Les limites de notre compétitivité

Ce n'est évidemment pas en dressant à nos frontières des barrières tarifaires franches et massives que nous pourrons résoudre notre problème. Personne ne songe sérieusement à renouer avec les pratiques protectionnistes de Jules Méline, ancien ministre français de l’Agriculture qui, dans les années 1890, s'était mis en tête de repousser la concurrence étrangère sur les produits agricoles avec un résultat des plus médiocres : manque d'innovation, repli sur un marché intérieur, persistance dans une agriculture peu productive, retard à l'industrialisation…

Mais combien de temps pourrons-nous tenir en laissant notre marché ouvert tous azimuts à des produits fabriqués par des ouvriers gagnants trente ou quarante fois moins qu'un smicard ? Pour un ouvrier de 50 ans se retrouvant sur le carreau après que son employeur a délocalisé la production, le mot d'ordre de l'innovation est une chimère pour ne pas dire une foutaise.

L’exemple des quotas sur les voitures japonaises

Quelle forme de régulation commerciale envisager ? Souvenons-nous des quotas d'importation sur les voitures japonaises. Entre 1985 et 2000, seuls 3 % des immatriculations de voitures neuves étaient accessibles aux véhicules nippons. Pourquoi cette restriction ? Tout simplement parce qu’à l'époque notre industrie automobile souffrait d'un manque criant de compétitivité face aux Toyota, Nissan et autres Mitsubishi dont le rapport qualité-prix était imbattable.

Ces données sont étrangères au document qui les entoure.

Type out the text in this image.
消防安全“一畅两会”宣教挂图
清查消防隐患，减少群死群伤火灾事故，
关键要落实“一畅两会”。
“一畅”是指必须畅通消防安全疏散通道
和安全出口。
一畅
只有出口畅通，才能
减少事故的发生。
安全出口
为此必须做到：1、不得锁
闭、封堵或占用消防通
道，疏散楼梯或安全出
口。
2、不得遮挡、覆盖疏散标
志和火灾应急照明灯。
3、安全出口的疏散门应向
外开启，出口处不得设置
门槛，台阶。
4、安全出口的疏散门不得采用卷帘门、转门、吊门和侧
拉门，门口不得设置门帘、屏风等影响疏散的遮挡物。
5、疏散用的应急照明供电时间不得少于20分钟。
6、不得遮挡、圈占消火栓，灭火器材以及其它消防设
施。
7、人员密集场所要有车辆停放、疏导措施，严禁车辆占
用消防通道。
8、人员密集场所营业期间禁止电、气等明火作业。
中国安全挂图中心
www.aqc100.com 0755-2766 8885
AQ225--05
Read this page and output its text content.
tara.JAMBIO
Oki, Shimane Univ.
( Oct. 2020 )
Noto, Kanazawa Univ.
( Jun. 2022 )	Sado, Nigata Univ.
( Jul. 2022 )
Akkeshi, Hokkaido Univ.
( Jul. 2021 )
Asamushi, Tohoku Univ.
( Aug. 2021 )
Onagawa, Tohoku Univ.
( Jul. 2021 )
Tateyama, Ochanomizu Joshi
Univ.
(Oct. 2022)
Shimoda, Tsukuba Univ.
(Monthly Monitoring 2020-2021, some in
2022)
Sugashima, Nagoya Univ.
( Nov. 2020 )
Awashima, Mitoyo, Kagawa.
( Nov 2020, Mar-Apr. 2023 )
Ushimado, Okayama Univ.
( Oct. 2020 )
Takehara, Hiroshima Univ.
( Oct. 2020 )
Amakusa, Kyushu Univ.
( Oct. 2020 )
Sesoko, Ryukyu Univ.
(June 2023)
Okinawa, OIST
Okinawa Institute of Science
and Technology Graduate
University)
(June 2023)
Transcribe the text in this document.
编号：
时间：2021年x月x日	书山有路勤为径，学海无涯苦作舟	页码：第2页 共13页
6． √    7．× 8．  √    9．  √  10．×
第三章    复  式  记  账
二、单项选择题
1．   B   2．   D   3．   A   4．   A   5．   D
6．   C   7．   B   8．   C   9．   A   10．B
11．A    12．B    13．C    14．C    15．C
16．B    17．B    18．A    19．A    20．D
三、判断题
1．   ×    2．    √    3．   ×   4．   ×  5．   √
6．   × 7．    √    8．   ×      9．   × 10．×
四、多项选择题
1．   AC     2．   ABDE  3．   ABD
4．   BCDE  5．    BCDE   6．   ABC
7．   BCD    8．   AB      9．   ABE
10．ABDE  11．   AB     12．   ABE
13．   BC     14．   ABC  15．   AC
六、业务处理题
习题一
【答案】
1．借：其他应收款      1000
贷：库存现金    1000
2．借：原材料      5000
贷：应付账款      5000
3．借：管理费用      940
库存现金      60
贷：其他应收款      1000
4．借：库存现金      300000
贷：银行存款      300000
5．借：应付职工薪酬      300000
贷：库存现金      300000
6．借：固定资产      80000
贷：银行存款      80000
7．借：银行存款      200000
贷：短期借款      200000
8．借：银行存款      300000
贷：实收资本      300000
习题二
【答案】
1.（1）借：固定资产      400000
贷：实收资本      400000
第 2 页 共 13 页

Grâce à cette mesure provisoire et dont l'échéance était connue de tous, les constructeurs européens, français tout particulièrement, sont parvenus à produire des voitures de bien meilleure qualité pour un prix aussi compétitif que leurs concurrents japonais. De telles formes de régulation n'auraient rien d'aberrant pour permettre à notre industrie de rattraper son retard dans la course à l'innovation ou de procéder à la reconversion de ses secteurs les plus fragiles. Pour l'instant la gauche est la seule à envisager de lever le tabou en évoquant un "juste échange", qui implique de facto des mesures anciennement baptisées “protectionnistes”. Lui en laisser le monopole pourrait être une lourde erreur politique et économique.